Глаза его весело блестели. Ардатов дал ему сто франков и извинился, что ничего не понимает в современной живописи. «Жалко, — протянул художник. — Я мог бы вам объяснить…» Они с улыбкой распрощались. «Счастливого пути!»

Деревья, росшие у стены тюрьмы, образовывали как бы аллею зачарованного парка, ведущую в никуда. Живые на ее сером бездушном фоне, они смягчали впечатление, которая она производила, — ножа гильотины, воздвигнутого между землей и небом.

В окрестностях Сайте было много небольших кафе, где столовались тюремные охранники. На них наложила угрюмый отпечаток долгая работа взаперти; их жизнь проходила в длинных коридорах, залитых грязноватым светом, в манипуляциях со связками больших блестящих ключей, в равнодушном и незаметном наблюдении за заключенными через дверные глазки… Их постоянное хождение придавало улице унылый вид, даже в летние воскресные дни, когда по лазурному небу спешили, точно к первому причастию, белые облачка, похожие на игрушки ангелов. Бистро пребывали в сытой дремоте. Должно было случиться нечто невообразимое, чтобы вечером туда заглянула какая-нибудь веселая и порочная девушка с фигуркой подростка, затянутой в полупрозрачный шелк, или посетители, которые, презрительно кривя губы, обменивались краткими фразами на арго; чтобы произошла драка; чтобы от взглядов двоих вспыхнула искра любви или ссоры… В такие заведения могли зайти освобожденный узник, охваченная тоской девушка, носящая передачи своему мужчине, старый приятель кого-то из заключенных, водитель крупного жулика или адвокат, но по утрам или после обеда, в часы, когда ничего не случается. И они чувствовали себя неуютно перед пустой цинковой стойкой, под хмурыми взглядами агентов тюремной администрации, играющих в триктрак.

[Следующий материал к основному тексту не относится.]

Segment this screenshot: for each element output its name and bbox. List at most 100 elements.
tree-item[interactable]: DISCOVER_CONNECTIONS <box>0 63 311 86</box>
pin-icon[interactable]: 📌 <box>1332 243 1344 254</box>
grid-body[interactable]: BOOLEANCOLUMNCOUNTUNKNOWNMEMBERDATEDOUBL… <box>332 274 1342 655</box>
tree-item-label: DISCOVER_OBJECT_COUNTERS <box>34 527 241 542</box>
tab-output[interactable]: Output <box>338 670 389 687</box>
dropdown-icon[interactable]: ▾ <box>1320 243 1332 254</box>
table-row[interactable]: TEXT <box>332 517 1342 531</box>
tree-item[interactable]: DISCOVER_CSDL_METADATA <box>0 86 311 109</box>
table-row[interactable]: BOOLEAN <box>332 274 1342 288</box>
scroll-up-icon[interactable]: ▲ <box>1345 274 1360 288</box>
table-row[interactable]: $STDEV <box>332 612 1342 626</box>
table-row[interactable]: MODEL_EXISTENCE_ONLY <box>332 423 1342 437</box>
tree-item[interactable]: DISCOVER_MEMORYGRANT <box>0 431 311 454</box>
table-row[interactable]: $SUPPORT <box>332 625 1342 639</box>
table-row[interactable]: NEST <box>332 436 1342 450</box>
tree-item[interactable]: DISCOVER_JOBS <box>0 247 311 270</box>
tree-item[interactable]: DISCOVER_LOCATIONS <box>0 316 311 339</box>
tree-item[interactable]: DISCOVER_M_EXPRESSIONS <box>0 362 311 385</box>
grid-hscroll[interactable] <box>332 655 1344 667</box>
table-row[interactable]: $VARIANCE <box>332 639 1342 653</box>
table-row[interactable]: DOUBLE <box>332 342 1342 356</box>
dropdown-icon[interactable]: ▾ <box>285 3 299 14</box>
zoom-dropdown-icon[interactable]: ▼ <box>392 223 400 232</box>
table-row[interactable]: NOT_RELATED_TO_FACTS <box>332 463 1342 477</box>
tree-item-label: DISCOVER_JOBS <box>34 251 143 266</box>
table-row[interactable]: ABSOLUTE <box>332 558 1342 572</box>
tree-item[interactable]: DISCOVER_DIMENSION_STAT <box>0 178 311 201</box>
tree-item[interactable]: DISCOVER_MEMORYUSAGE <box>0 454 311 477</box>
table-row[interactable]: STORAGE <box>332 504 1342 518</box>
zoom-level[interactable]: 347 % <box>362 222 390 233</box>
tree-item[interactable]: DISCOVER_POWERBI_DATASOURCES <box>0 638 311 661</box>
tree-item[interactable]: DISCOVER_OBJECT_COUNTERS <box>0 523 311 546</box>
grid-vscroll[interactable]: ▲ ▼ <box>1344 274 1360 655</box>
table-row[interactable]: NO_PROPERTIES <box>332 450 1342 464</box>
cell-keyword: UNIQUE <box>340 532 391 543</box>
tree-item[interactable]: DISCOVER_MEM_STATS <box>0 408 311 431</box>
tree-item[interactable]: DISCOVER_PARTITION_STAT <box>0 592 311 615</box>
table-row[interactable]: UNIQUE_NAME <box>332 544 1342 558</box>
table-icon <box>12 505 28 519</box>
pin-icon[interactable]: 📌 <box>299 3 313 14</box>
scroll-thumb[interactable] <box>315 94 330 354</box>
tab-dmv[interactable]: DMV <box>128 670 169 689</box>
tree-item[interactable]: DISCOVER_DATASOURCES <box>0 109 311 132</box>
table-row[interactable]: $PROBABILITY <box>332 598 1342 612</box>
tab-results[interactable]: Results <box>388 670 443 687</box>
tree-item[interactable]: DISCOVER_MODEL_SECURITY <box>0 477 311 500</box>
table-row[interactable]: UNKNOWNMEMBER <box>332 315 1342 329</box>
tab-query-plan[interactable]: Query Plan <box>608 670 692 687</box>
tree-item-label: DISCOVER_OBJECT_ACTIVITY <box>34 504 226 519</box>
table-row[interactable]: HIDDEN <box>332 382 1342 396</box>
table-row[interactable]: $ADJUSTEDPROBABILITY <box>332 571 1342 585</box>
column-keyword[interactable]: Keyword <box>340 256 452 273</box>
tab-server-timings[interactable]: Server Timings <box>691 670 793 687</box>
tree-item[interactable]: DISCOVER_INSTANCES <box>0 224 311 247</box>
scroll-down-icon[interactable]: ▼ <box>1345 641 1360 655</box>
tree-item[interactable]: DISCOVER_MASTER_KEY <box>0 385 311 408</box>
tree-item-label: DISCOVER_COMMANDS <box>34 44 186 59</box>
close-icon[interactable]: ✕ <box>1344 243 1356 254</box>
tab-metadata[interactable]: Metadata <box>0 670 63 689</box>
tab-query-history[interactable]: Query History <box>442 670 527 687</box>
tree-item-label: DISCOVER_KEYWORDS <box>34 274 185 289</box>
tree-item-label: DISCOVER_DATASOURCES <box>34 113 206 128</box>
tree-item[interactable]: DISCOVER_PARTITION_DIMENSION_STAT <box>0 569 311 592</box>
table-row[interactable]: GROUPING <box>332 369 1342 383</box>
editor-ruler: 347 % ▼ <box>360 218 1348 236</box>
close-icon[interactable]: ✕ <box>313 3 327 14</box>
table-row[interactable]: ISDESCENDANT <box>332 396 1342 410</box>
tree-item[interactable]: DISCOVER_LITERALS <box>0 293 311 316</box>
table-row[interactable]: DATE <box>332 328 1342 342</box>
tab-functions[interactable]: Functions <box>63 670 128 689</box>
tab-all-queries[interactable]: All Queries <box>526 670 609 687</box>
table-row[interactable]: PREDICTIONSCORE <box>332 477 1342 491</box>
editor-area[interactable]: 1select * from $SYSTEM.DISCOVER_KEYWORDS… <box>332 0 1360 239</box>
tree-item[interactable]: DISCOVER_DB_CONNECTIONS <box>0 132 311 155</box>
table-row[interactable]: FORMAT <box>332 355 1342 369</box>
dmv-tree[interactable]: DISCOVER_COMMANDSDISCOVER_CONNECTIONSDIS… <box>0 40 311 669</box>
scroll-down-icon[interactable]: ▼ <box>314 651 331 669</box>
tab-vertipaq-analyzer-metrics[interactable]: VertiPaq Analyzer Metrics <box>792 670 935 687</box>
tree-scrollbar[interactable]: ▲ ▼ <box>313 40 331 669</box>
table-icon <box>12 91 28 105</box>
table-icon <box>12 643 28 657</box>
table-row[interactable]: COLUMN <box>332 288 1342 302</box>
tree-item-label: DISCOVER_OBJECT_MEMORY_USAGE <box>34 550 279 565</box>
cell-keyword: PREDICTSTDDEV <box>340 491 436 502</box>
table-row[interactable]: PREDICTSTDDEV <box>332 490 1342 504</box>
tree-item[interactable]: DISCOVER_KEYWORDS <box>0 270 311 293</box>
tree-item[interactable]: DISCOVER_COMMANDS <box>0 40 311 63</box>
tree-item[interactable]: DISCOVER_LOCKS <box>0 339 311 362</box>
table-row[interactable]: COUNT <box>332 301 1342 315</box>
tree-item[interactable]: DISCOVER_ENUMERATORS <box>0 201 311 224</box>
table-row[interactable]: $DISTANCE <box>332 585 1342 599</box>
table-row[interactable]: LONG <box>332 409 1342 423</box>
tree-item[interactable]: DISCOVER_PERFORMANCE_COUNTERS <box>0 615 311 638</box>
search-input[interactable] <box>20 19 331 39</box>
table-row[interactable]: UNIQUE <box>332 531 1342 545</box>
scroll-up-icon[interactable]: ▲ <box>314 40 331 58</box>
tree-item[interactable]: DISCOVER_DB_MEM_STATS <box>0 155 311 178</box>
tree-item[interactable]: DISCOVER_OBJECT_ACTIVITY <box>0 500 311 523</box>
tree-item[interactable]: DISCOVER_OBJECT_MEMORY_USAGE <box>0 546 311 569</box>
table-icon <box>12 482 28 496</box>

«Солнце всходит и заходит, а в тюрьме моей темно…» Ардатов поднимался по деревянной, крашенной в темно-красный цвет лестнице одного из тех домов, которые принято иносказательно называть буржуазными. «Как, — думал он, — они могут жить вплотную к тюрьме? Но ведь живут же…» Живут — и мало кто из живущих может привыкнуть к неволе. Супруги-учителя проводили Ардатова в столовую, неосмотрительно меблированную в кредит. Разорванные журналы и мотки бечевки валялись на линолеуме перед опустошенным книжным шкафом. «Простите, Ардатов, — сказала Флорина, — мы целый день разбирали книжные полки. Уже закопали три ящика в Плесси-Робенсон… И наконец готовы к обыскам». У этих людей спокойное мужество смешивалось с подспудной боязнью риска, потребностью в стабильном домашнем укладе, дисциплиной добросовестных служащих, слегка побаивающихся инспектора академии.

— Вы остаетесь?

Люсьен Тиврие ответил:

— Школа остается, восемьдесят процентов детей остаются… Ни министерство, ни профсоюз работников образования не советовали эвакуироваться. Но мы остались бы в любом случае.

— Остались бы, — эхом откликнулась Флорина. — Кофе?

Она положила на стол руки, напоминающие руки прачки, привычной к холодной воде.

— Мы даже почувствовали какое-то облегчение. Потому что это был невыносимый тупик. Близилась неотвратимая опасность, и нечего было защищать, нечем было защищаться, каждый понимал это более или менее ясно. Республика, парламент, всеобщее избирательное право, Народный фронт, обман на обмане, больше ни во что верить нельзя. Соцпартия, компартия, ВКТ[54] — все рухнуло, ничего не устояло… То, что осталось от демократии — управляющие Банком Франции, сталелитейные магнаты, декреты Сарро[55] и концлагеря для испанцев, — обломки общего распада, их защищать и не стоит… Воевать ради этого — да можно со смеху помереть или рвать на себе волосы. Но так и сделали. Посмотрим, что будет дальше. Нужна новая Франция в новой Европе. Иначе — смерть.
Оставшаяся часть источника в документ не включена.